Какое-то время идем молча. В этой части города очень заметны следы недавнего боя. Еще не развеялся горьковатый смрад пороха и пожарищ. На улице груды битого кирпича, черепицы, обломанные ветки деревьев, раздавленная немецкая полевая кухня… Вон там разрушена фасадная стена двухэтажного домика. Теперь квартиры видны как бы в разрезе, как это бывает на сцене в театре. На втором этаже, под глухой стенкой одной из комнат поблескивает никелированная спинка кровати, а на переднем плане виднеется коричневый столик на трех точеных ножках. Справа от него сереет прибитая пылью детская кроватка. Даже плетеная сетка на ней, кажется, не порвалась.
— Видно, отвалило стену взрывной волной, — посматриваю на Байрачного, но его внимание уже привлек подбитый «тигр», которым теперь завладели подростки.
— Еще вчера это страшилище наводило ужас на людей, а сегодня, видишь, дети играют возле него в жмурки. Оно теперь металлолом, хлам…

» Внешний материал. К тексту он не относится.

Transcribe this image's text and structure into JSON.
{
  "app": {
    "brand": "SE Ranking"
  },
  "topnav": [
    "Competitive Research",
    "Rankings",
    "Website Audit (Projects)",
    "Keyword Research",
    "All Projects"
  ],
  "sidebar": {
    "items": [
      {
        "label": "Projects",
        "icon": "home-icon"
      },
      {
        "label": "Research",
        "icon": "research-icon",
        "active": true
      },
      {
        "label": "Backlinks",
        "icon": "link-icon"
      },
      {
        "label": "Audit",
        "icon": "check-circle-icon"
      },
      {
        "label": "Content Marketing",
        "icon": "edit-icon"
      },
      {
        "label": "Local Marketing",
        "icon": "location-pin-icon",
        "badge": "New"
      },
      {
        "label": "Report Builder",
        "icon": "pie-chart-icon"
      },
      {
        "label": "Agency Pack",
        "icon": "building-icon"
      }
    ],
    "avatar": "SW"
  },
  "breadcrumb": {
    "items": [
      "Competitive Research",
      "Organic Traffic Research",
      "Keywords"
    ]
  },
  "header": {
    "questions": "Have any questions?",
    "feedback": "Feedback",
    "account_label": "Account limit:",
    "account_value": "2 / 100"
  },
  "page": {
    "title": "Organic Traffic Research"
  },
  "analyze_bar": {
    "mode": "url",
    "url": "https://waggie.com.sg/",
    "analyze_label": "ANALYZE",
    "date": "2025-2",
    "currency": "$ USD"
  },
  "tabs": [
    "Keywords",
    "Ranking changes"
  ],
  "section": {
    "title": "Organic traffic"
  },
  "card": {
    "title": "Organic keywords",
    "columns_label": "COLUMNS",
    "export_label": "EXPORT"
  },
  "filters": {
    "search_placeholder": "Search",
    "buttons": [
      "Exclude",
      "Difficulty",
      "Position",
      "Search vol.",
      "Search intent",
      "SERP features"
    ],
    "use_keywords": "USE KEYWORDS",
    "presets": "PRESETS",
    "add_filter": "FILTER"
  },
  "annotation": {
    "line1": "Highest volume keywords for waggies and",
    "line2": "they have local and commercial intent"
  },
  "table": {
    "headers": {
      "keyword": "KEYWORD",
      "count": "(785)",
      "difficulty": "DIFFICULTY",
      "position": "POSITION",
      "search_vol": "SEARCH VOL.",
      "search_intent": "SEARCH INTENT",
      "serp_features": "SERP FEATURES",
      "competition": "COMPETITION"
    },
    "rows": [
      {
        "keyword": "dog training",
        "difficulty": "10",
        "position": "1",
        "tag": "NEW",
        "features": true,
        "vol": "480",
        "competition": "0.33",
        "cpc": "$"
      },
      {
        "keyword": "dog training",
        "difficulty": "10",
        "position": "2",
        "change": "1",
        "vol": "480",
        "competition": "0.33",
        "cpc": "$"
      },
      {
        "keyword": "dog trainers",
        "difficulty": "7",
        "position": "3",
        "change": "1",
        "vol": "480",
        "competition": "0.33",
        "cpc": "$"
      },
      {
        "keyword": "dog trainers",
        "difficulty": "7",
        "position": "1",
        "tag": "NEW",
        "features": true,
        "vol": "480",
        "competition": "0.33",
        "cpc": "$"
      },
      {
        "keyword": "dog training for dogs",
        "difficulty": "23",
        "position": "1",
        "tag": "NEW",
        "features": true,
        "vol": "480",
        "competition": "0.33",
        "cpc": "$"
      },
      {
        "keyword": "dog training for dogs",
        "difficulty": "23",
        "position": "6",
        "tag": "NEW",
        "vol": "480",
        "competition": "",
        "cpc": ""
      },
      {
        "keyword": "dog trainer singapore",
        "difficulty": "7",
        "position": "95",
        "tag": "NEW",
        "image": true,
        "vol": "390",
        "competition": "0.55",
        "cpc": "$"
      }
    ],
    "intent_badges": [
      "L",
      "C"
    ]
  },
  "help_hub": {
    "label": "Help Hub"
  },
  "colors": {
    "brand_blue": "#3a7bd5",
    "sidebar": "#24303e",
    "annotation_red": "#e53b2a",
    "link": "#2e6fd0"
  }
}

Когда меня назначили командиром подразделения, в первое время все бойцы в своих серых шинелях казались мне похожими друг на друга. Вскоре, правда, я стал различать их и по лицам, и по голосу, и даже по манере ходить или держаться. Это все внешние отличия, внешние признаки личности. А внутри они оставались для меня тайнами… Но после первого же боя, после атаки эти тайны открылись. Не только я, каждый увидел, кто чего стоит. Состоялась, так сказать, переоценка ценностей. Мое мнение о большинстве воинов не изменилось. Правда, между подбитым «тигром» и тем, о чем мы говорим, кажется, никакой аналогии нет, но переоценка ценностей на войне — дело мгновенное… Оглянулся.
— Это ж где-то недалеко отсюда живет Стефа, — снова заговорил Байрачный, когда мы свернули. — Тебе Саша не сказал номер дома? — посмотрел на меня.
— Нет, — отвечаю. — Надеялся же, даже хвастал, что сам будет приветствовать ее, подъехав на своей «Гвардии» к крыльцу…
— Да, хвастался, — вздыхает ротный. — Счастье было так близко… И вот тебе. Эх, Саша, Саша…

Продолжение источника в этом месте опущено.